Para a advogada criminalista Geórgia Laranja, especialista em ciências criminais, o Poder Público tem falhado no atendimento e na proteção de mulheres vítimas de crimes e o caso de Mariana Ferrer é um exemplo dessa inércia. “Muitas vítimas nem sequer denunciam o crime, por esse medo de ser julgada e tratada de forma humilhante. A vítima é atendida muitas vezes por homens que não são preparados para atendê-las”.
É um discurso semelhante ao da Associação dos Juízes Federais.

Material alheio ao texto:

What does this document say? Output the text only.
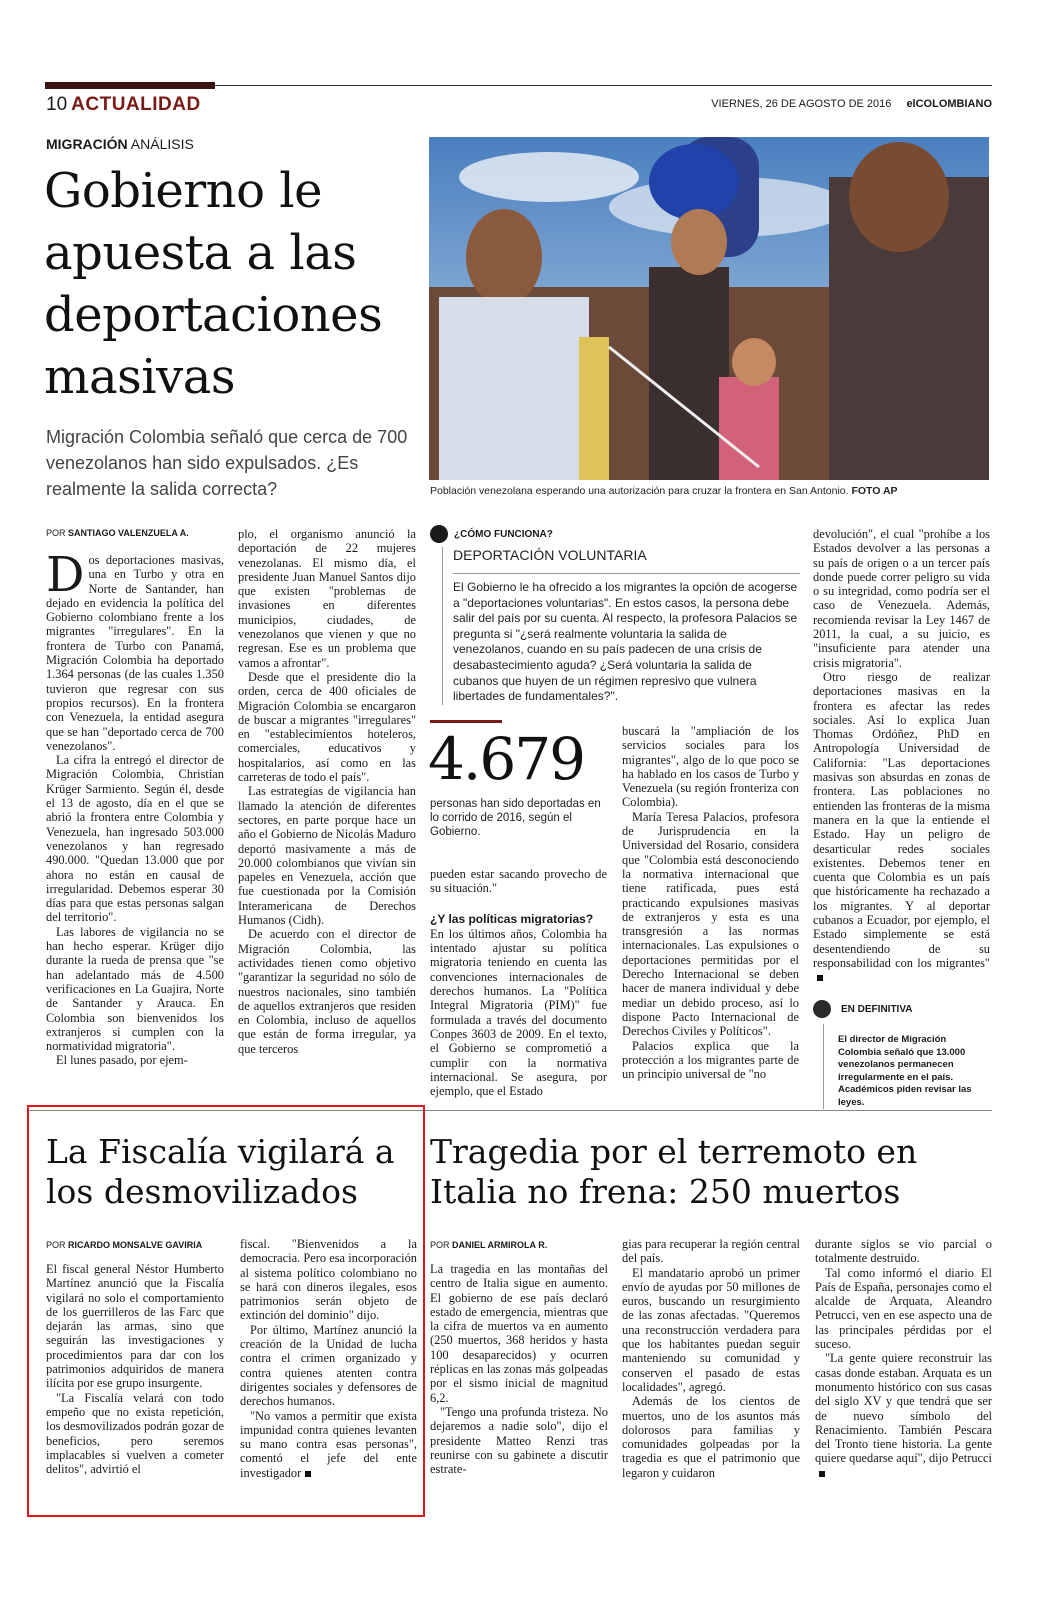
10 ACTUALIDAD	VIERNES, 26 DE AGOSTO DE 2016 elCOLOMBIANO
MIGRACIÓN ANÁLISIS
Gobierno le apuesta a las deportaciones masivas
Migración Colombia señaló que cerca de 700 venezolanos han sido expulsados. ¿Es realmente la salida correcta?	Población venezolana esperando una autorización para cruzar la frontera en San Antonio. FOTO AP
POR SANTIAGO VALENZUELA A.

Dos deportaciones masivas, una en Turbo y otra en Norte de Santander, han dejado en evidencia la política del Gobierno colombiano frente a los migrantes "irregulares". En la frontera de Turbo con Panamá, Migración Colombia ha deportado 1.364 personas (de las cuales 1.350 tuvieron que regresar con sus propios recursos). En la frontera con Venezuela, la entidad asegura que se han "deportado cerca de 700 venezolanos".

La cifra la entregó el director de Migración Colombia, Christian Krüger Sarmiento. Según él, desde el 13 de agosto, día en el que se abrió la frontera entre Colombia y Venezuela, han ingresado 503.000 venezolanos y han regresado 490.000. "Quedan 13.000 que por ahora no están en causal de irregularidad. Debemos esperar 30 días para que estas personas salgan del territorio".

Las labores de vigilancia no se han hecho esperar. Krüger dijo durante la rueda de prensa que "se han adelantado más de 4.500 verificaciones en La Guajira, Norte de Santander y Arauca. En Colombia son bienvenidos los extranjeros si cumplen con la normatividad migratoria".

El lunes pasado, por ejem-

plo, el organismo anunció la deportación de 22 mujeres venezolanas. El mismo día, el presidente Juan Manuel Santos dijo que existen "problemas de invasiones en diferentes municipios, ciudades, de venezolanos que vienen y que no regresan. Ese es un problema que vamos a afrontar".

Desde que el presidente dio la orden, cerca de 400 oficiales de Migración Colombia se encargaron de buscar a migrantes "irregulares" en "establecimientos hoteleros, comerciales, educativos y hospitalarios, así como en las carreteras de todo el país".

Las estrategias de vigilancia han llamado la atención de diferentes sectores, en parte porque hace un año el Gobierno de Nicolás Maduro deportó masivamente a más de 20.000 colombianos que vivían sin papeles en Venezuela, acción que fue cuestionada por la Comisión Interamericana de Derechos Humanos (Cidh).

De acuerdo con el director de Migración Colombia, las actividades tienen como objetivo "garantizar la seguridad no sólo de nuestros nacionales, sino también de aquellos extranjeros que residen en Colombia, incluso de aquellos que están de forma irregular, ya que terceros

¿CÓMO FUNCIONA?
DEPORTACIÓN VOLUNTARIA
El Gobierno le ha ofrecido a los migrantes la opción de acogerse a "deportaciones voluntarias". En estos casos, la persona debe salir del país por su cuenta. Al respecto, la profesora Palacios se pregunta si "¿será realmente voluntaria la salida de venezolanos, cuando en su país padecen de una crisis de desabastecimiento aguda? ¿Será voluntaria la salida de cubanos que huyen de un régimen represivo que vulnera libertades de fundamentales?".
4.679
personas han sido deportadas en lo corrido de 2016, según el Gobierno.

pueden estar sacando provecho de su situación."

¿Y las políticas migratorias?

En los últimos años, Colombia ha intentado ajustar su política migratoria teniendo en cuenta las convenciones internacionales de derechos humanos. La "Política Integral Migratoria (PIM)" fue formulada a través del documento Conpes 3603 de 2009. En el texto, el Gobierno se comprometió a cumplir con la normativa internacional. Se asegura, por ejemplo, que el Estado

buscará la "ampliación de los servicios sociales para los migrantes", algo de lo que poco se ha hablado en los casos de Turbo y Venezuela (su región fronteriza con Colombia).

María Teresa Palacios, profesora de Jurisprudencia en la Universidad del Rosario, considera que "Colombia está desconociendo la normativa internacional que tiene ratificada, pues está practicando expulsiones masivas de extranjeros y esta es una transgresión a las normas internacionales. Las expulsiones o deportaciones permitidas por el Derecho Internacional se deben hacer de manera individual y debe mediar un debido proceso, así lo dispone Pacto Internacional de Derechos Civiles y Políticos".

Palacios explica que la protección a los migrantes parte de un principio universal de "no

devolución", el cual "prohíbe a los Estados devolver a las personas a su país de origen o a un tercer país donde puede correr peligro su vida o su integridad, como podría ser el caso de Venezuela. Además, recomienda revisar la Ley 1467 de 2011, la cual, a su juicio, es "insuficiente para atender una crisis migratoria".

Otro riesgo de realizar deportaciones masivas en la frontera es afectar las redes sociales. Así lo explica Juan Thomas Ordóñez, PhD en Antropología Universidad de California: "Las deportaciones masivas son absurdas en zonas de frontera. Las poblaciones no entienden las fronteras de la misma manera en la que la entiende el Estado. Hay un peligro de desarticular redes sociales existentes. Debemos tener en cuenta que Colombia es un país que históricamente ha rechazado a los migrantes. Y al deportar cubanos a Ecuador, por ejemplo, el Estado simplemente se está desentendiendo de su responsabilidad con los migrantes"

EN DEFINITIVA
El director de Migración Colombia señaló que 13.000 venezolanos permanecen irregularmente en el país. Académicos piden revisar las leyes.
La Fiscalía vigilará a los desmovilizados
POR RICARDO MONSALVE GAVIRIA

El fiscal general Néstor Humberto Martínez anunció que la Fiscalía vigilará no solo el comportamiento de los guerrilleros de las Farc que dejarán las armas, sino que seguirán las investigaciones y procedimientos para dar con los patrimonios adquiridos de manera ilícita por ese grupo insurgente.

"La Fiscalía velará con todo empeño que no exista repetición, los desmovilizados podrán gozar de beneficios, pero seremos implacables si vuelven a cometer delitos", advirtió el

fiscal. "Bienvenidos a la democracia. Pero esa incorporación al sistema político colombiano no se hará con dineros ilegales, esos patrimonios serán objeto de extinción del dominio" dijo.

Por último, Martínez anunció la creación de la Unidad de lucha contra el crimen organizado y contra quienes atenten contra dirigentes sociales y defensores de derechos humanos.

"No vamos a permitir que exista impunidad contra quienes levanten su mano contra esas personas", comentó el jefe del ente investigador

Tragedia por el terremoto en Italia no frena: 250 muertos
POR DANIEL ARMIROLA R.

La tragedia en las montañas del centro de Italia sigue en aumento. El gobierno de ese país declaró estado de emergencia, mientras que la cifra de muertos va en aumento (250 muertos, 368 heridos y hasta 100 desaparecidos) y ocurren réplicas en las zonas más golpeadas por el sismo inicial de magnitud 6,2.

"Tengo una profunda tristeza. No dejaremos a nadie solo", dijo el presidente Matteo Renzi tras reunirse con su gabinete a discutir estrate-

gias para recuperar la región central del país.

El mandatario aprobó un primer envío de ayudas por 50 millones de euros, buscando un resurgimiento de las zonas afectadas. "Queremos una reconstrucción verdadera para que los habitantes puedan seguir manteniendo su comunidad y conserven el pasado de estas localidades", agregó.

Además de los cientos de muertos, uno de los asuntos más dolorosos para familias y comunidades golpeadas por la tragedia es que el patrimonio que legaron y cuidaron

durante siglos se vio parcial o totalmente destruido.

Tal como informó el diario El País de España, personajes como el alcalde de Arquata, Aleandro Petrucci, ven en ese aspecto una de las principales pérdidas por el suceso.

"La gente quiere reconstruir las casas donde estaban. Arquata es un monumento histórico con sus casas del siglo XV y que tendrá que ser de nuevo símbolo del Renacimiento. También Pescara del Tronto tiene historia. La gente quiere quedarse aquí", dijo Petrucci
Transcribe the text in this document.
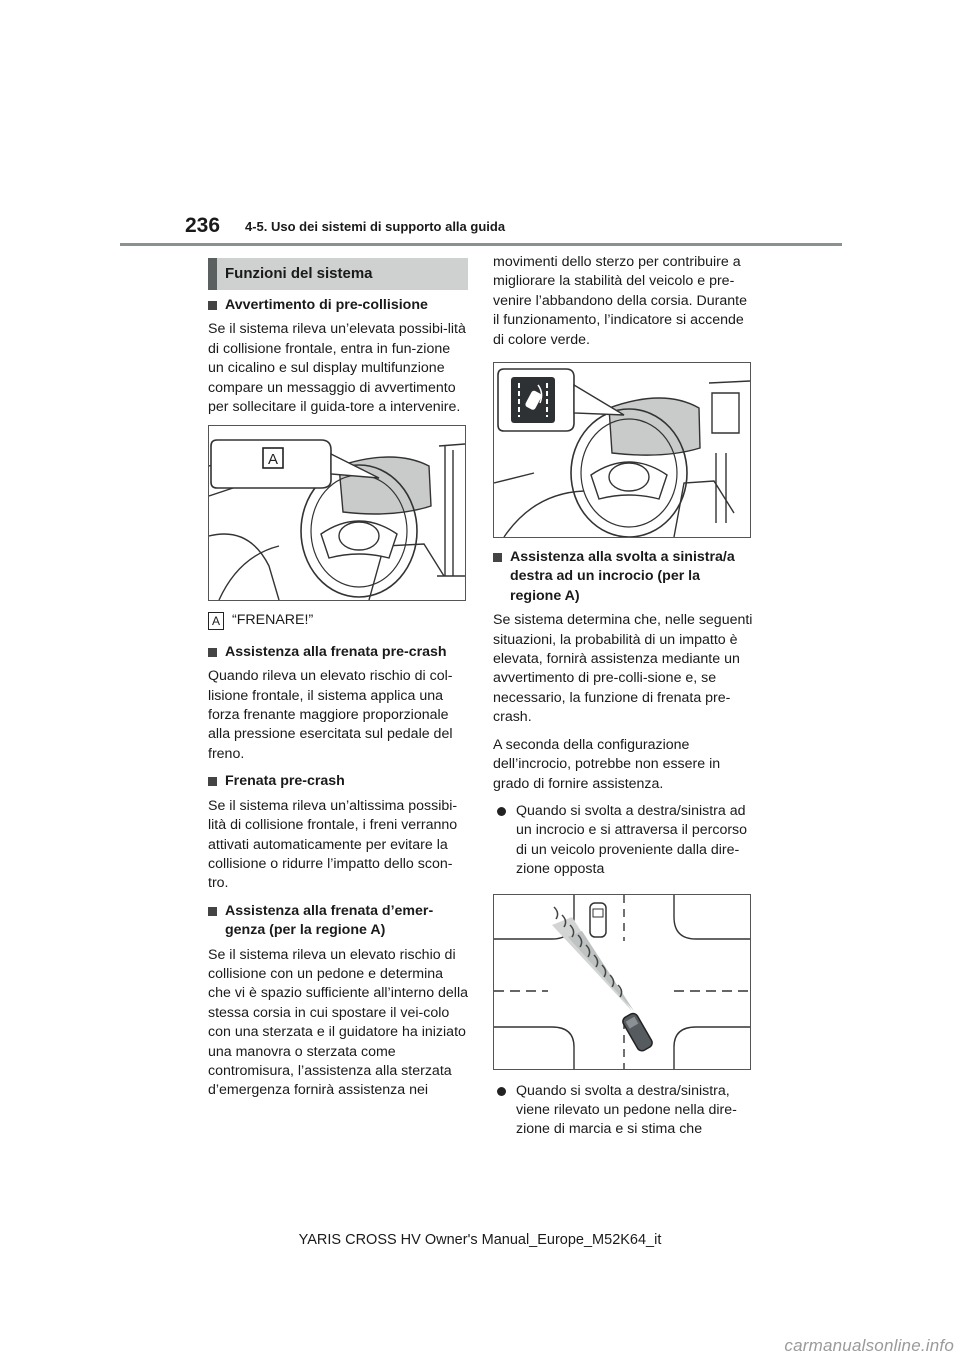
236 4-5. Uso dei sistemi di supporto alla guida
Funzioni del sistema
Avvertimento di pre-collisione

Se il sistema rileva un’elevata possibi-lità di collisione frontale, entra in fun-zione un cicalino e sul display multifunzione compare un messaggio di avvertimento per sollecitare il guida-tore a intervenire.

A
A “FRENARE!”
Assistenza alla frenata pre-crash

Quando rileva un elevato rischio di col-lisione frontale, il sistema applica una forza frenante maggiore proporzionale alla pressione esercitata sul pedale del freno.

Frenata pre-crash

Se il sistema rileva un’altissima possibi-lità di collisione frontale, i freni verranno attivati automaticamente per evitare la collisione o ridurre l’impatto dello scon-tro.

Assistenza alla frenata d’emer-genza (per la regione A)

Se il sistema rileva un elevato rischio di collisione con un pedone e determina che vi è spazio sufficiente all’interno della stessa corsia in cui spostare il vei-colo con una sterzata e il guidatore ha iniziato una manovra o sterzata come contromisura, l’assistenza alla sterzata d’emergenza fornirà assistenza nei

movimenti dello sterzo per contribuire a migliorare la stabilità del veicolo e pre-venire l’abbandono della corsia. Durante il funzionamento, l’indicatore si accende di colore verde.

Assistenza alla svolta a sinistra/a destra ad un incrocio (per la regione A)

Se sistema determina che, nelle seguenti situazioni, la probabilità di un impatto è elevata, fornirà assistenza mediante un avvertimento di pre-colli-sione e, se necessario, la funzione di frenata pre-crash.

A seconda della configurazione dell’incrocio, potrebbe non essere in grado di fornire assistenza.

Quando si svolta a destra/sinistra ad un incrocio e si attraversa il percorso di un veicolo proveniente dalla dire-zione opposta
Quando si svolta a destra/sinistra, viene rilevato un pedone nella dire-zione di marcia e si stima che
YARIS CROSS HV Owner's Manual_Europe_M52K64_it
carmanualsonline.info
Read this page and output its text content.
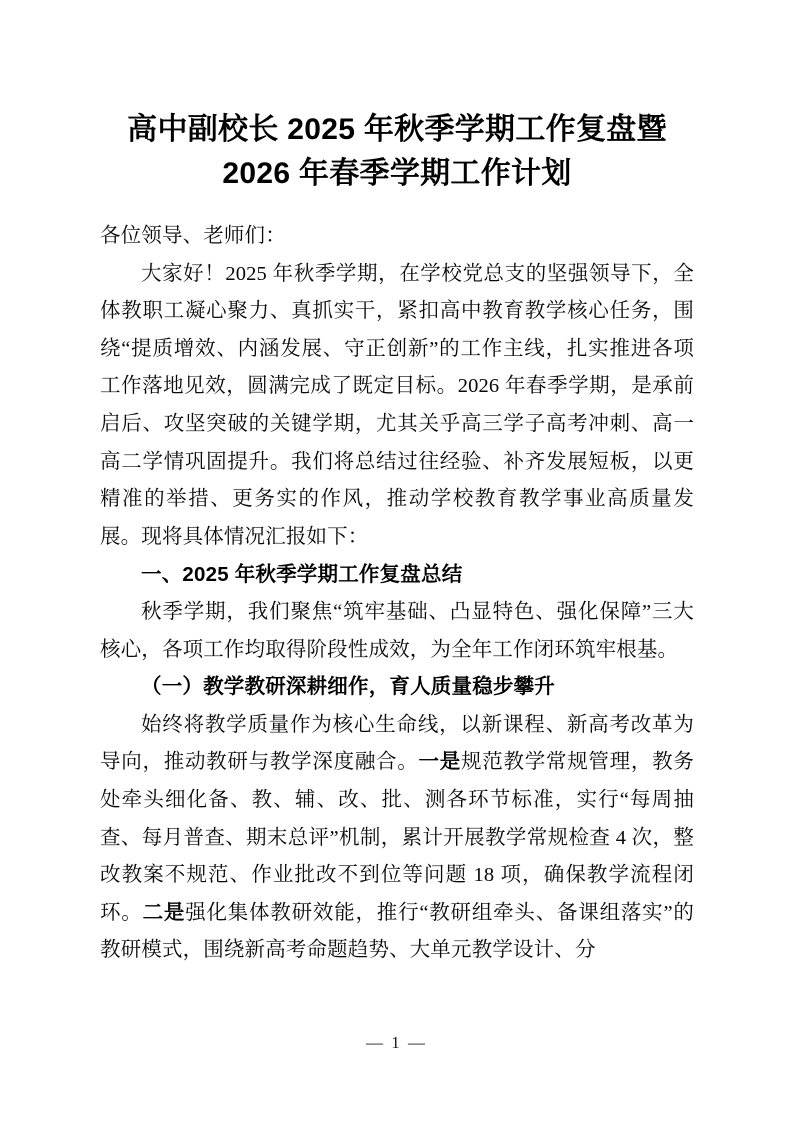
高中副校长 2025 年秋季学期工作复盘暨
2026 年春季学期工作计划

各位领导、老师们：

大家好！2025 年秋季学期，在学校党总支的坚强领导下，全体教职工凝心聚力、真抓实干，紧扣高中教育教学核心任务，围绕“提质增效、内涵发展、守正创新”的工作主线，扎实推进各项工作落地见效，圆满完成了既定目标。2026 年春季学期，是承前启后、攻坚突破的关键学期，尤其关乎高三学子高考冲刺、高一高二学情巩固提升。我们将总结过往经验、补齐发展短板，以更精准的举措、更务实的作风，推动学校教育教学事业高质量发展。现将具体情况汇报如下：

一、2025 年秋季学期工作复盘总结

秋季学期，我们聚焦“筑牢基础、凸显特色、强化保障”三大核心，各项工作均取得阶段性成效，为全年工作闭环筑牢根基。

（一）教学教研深耕细作，育人质量稳步攀升

始终将教学质量作为核心生命线，以新课程、新高考改革为导向，推动教研与教学深度融合。一是规范教学常规管理，教务处牵头细化备、教、辅、改、批、测各环节标准，实行“每周抽查、每月普查、期末总评”机制，累计开展教学常规检查 4 次，整改教案不规范、作业批改不到位等问题 18 项，确保教学流程闭环。二是强化集体教研效能，推行“教研组牵头、备课组落实”的教研模式，围绕新高考命题趋势、大单元教学设计、分

— 1 —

Em nota, a instituição afirmou que o que pode estar em jogo é todo o trabalho do Poder Judiciário. “A invocação, em juízo, de estereótipos sexistas e que buscam estigmatizar a pessoa, traduz discriminação com graves repercussões institucionais, capaz de atingir a credibilidade de todo o sistema de Justiça”.
A advogada criminalista Ana Carolina Bettini entende que tanto o juiz quanto o promotor do caso poderiam ter freado os ímpetos do advogado do acusado. “Poderiam ter pedido para ele baixar o tom, manter as boas maneiras.” No entanto, ela diz que a sentença de absolvição parece ter sido bem fundamentada. “Diante das provas apresentadas, ela foi proporcional.” Na sua avaliação, não ficou comprovado que a jovem estaria embriagada ou sob efeito de drogas, tampouco de que ela teria sido forçada a se relacionar com o empresário.
A sentença, porém, mostra pontos contraditórios no depoimento do empresário. Segundo ele, não houve penetração no ato, nem teria chegado ao clímax, muito embora o laudo do IML “confirmou a prática de conjunção carnal e ruptura himenal [do hímen, uma vez que era virgem]”. Aranha, que depois da noite em que esteve com Mariana voltou a São Paulo, relata em seu depoimento que escutou uma história “estranha” sobre algo que teria acontecido na boate e que enviara um advogado no dia 18 de dezembro, ou seja, apenas três dias depois do ocorrido, para entender o que estava acontecendo. “Seu advogado veio para Florianópolis 3 dias depois dos fatos, deixou o telefone para um Delegado”, diz. A rigidez da Justiça para com Mariana não valeu para ele.